Oracle is best known to the general public for co-founder Larry Ellison's flamboyant passion for America's Cup racing yachts, but the aircraft carrier of a company that he controls is in the middle of a course change in choppy water or, in this case, choppy clouds.
In the past, Oracle has sold database software to major businesses using licensing agreements. It grew in its time much as IBM did, by providing its enterprise-class software for corporate internal use in a local data center.
But unlike IBM -- or perhaps because of IBM's experiences -- Oracle has seen where it must go to continue to be a viable company.
It's going to the cloud.
Spurred by competitors like Salesforce.com and Workday, in the last part of 2014 Oracle acquired major players in the cloud, like Datalogix, a data analytics firm that counts major corporate players among its clients. Oracle can both store information and analyze it with these new acquisitions, in that way providing a solution rather than just a technology.

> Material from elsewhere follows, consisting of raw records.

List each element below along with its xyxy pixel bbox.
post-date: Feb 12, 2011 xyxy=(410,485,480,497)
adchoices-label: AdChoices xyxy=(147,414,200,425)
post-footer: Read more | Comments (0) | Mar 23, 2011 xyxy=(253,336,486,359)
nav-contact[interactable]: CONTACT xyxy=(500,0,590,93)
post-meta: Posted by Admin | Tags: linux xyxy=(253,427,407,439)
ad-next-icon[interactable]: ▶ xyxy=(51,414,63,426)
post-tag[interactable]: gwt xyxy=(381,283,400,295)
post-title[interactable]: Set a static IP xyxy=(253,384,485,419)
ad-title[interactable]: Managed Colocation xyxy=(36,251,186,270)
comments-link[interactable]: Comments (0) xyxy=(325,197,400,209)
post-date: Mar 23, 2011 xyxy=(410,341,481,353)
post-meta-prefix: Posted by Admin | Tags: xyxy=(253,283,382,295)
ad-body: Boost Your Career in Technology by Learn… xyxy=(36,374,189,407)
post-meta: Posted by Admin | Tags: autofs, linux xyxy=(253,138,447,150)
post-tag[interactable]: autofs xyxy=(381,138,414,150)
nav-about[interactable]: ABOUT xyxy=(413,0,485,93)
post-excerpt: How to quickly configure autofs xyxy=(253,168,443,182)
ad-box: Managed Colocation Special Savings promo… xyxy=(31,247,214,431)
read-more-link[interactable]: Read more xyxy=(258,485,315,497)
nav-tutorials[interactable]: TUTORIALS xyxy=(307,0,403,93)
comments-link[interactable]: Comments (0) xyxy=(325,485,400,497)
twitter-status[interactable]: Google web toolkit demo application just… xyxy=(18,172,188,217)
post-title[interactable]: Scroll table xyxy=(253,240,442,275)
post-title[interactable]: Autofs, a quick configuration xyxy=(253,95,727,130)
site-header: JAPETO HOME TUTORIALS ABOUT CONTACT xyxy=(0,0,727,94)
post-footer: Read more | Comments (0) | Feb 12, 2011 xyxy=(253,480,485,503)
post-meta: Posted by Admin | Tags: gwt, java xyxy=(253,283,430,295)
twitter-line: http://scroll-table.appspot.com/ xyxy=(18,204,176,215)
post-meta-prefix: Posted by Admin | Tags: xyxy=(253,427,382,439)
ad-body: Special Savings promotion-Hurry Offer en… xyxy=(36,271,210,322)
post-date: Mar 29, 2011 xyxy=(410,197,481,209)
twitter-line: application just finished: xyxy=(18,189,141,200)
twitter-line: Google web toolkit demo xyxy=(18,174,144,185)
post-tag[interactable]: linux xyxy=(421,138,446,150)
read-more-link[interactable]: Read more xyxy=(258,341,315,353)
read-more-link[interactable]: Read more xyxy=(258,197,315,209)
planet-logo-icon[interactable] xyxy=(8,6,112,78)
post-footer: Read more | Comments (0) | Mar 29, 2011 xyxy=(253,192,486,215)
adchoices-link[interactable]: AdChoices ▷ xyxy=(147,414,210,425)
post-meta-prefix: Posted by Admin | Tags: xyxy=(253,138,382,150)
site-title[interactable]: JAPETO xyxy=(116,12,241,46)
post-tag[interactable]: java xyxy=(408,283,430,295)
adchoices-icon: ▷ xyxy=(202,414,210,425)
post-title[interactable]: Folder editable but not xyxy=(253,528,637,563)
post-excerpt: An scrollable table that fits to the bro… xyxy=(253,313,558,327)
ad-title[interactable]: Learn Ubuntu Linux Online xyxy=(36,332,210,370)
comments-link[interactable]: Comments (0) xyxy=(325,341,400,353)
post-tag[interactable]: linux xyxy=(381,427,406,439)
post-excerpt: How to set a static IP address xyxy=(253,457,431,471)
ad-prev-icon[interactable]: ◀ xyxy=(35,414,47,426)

The Oracle cloud engine has four distinct parts: Software-as-a-Service, Platform-as-a-Service, Infrastructure-as-a-Service and, most recently, Data-as-a-Service. It is hoped that whatever level of solution that a company needs (such as those solutions needed by mid-level companies) Oracle will be able to provide it.
For IT professionals, as well as the CIOs who sign-off on expensive Oracle technology, this is a sea change worth watching. For years, Oracle made its money by locking in customers with contracts. The cloud and non-traditional players, such as Amazon, have broken that cycle, meaning Oracle has to offer more services with extra flexibility to keep its customer base secure.
However, many companies -- think Microsoft, for example -- talk about how they are now cloud computing firms first and foremost. It's nice to say but hard to accomplish. That's why Oracle's latest financial report, released just this week, shows how the software giant is performing in the cloud market.
On June 17, Oracle announced its earnings for its 2015 financial fourth quarter. This provides an opportunity to evaluate how things are going with its cloud computing plan.
While Wall Street was looking for earnings of 87 cents per share with $10.95 billion in revenue, Oracle reported non-GAAP revenue of 78 cents per share on revenue of $10.7 billion. Things were disappointing for investors on that news.
But Oracle fluffed it all over by invoking currency fluctuation as the root cause, not any problem with the overall vision.
Still, the 17% year-over-year decline in new software licenses -- the company's original core business -- cannot be ignored. It shows that customers are indeed turning from Oracle's original business model and using more of recent technology beyond the corporate data center.
Oracle emphasized this in a statement released Wednesday.
"We sold an astonishing $426 million of new SaaS and PaaS annually recurring cloud subscription revenue in Q4," CEO Safra Catz wrote. "We expect our rapidly increasing cloud sales to quickly translate into significantly more revenue and profits for Oracle Corporation. For example, SaaS and PaaS revenues grew at a 34% constant currency rate in our just completed Q4, but we expect that revenue growth rate to jump to around 60% in constant currency this new fiscal year."
Note the heavy use of "constant currency" comparisons.
Oracle is global in scope, and thus always subject to currency fluctuations in a major way. But that does not obscure the point that they expect cloud to grow for them. And it is true that software licenses and IaaS or PaaS show up differently on an earnings report.
While software revenue can show up immediately, service revenue shows up over a longer time period; even when it provides a better revenue stream over time.
Oracle thinks that cloud revenue will last for a longer time, even though it may not show up on its balance sheet as fast. It may be right in this judgment, but it is a definite change from what it has been doing in the past.